Aku menerawang. Ya, tentu saja. Salsa selalu menjadi prioritas utama bagiku untuk menentukan semuanya. Terutama dalam hal besar seperti ini. Meski berat, aku optimis, perpisahan adalah jalan keputusan paling tepat bagiku dan Salsa. 






Masa bodo dengan Resty! Saat kejadian hina itu, otomatis ia langsung terblacklist dari deretan orang yang spesial di hatiku. Terbuang ke tempat sampah.






_____







"Kenapa gak kamu kasusin masalah kemarin itu, Fan?" sahut Edi, kemudian menyeruput kopinya. Saat ini kami sedang mengobrol ringan di teras rumahku.






Salsa sudah pulang setelah dua hari dirawat. Dan selama itu pula Resty selalu berada di sampingnya. Aku tidak bisa berkutik. Mau bagaimana lagi, semua karena campur tangan Emak.

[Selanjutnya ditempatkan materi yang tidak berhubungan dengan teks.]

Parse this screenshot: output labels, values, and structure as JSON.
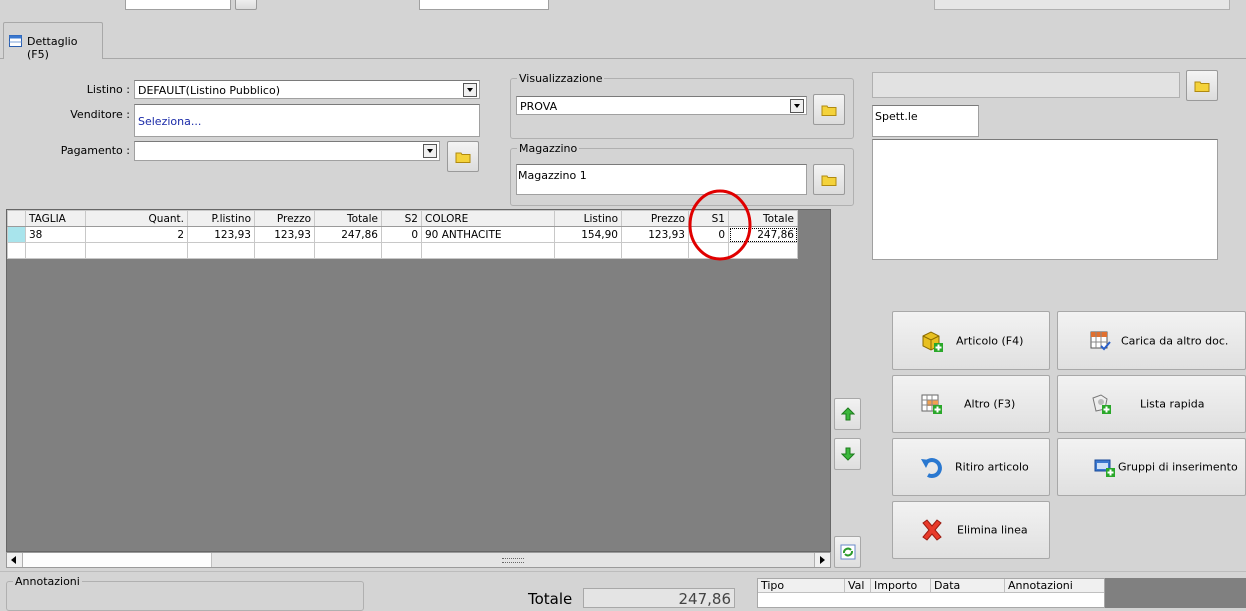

Lagipula, melihat pemulihan Salsa yang sangat cepat saat ditemani ibunya membuat hatiku luluh. Maksudku, luluh untuk membiarkan Resty tetap berada di samping gadis mungil itu. Biar aku kesampingkan dulu ego demi anak.






Anak sepolos Salsa mengerti apa tentang masalah ini. Di pikirannya hanya ingin berada dekat dengan kedua orang tua. Seburuk-buruknya Resty, di mata suci Salsa, ia tetap ibu yang paling dicintainya. 







"Dikasusin bagaimana?" tanyaku seraya mengerutkan dahi.






"Ya, kamu minta si Herdi itu bayar sesuai yang kamu kehendaki. Kalau dia gak mampu, penjara ganjarannya." Belakangan, aku tahu nama selingkuhan Resty adalah Herdi.






"Bah! Aku malas berurusan dengan mereka lagi. Najis! Lagian bukan sombong, masalah duit, aku sudah cukup."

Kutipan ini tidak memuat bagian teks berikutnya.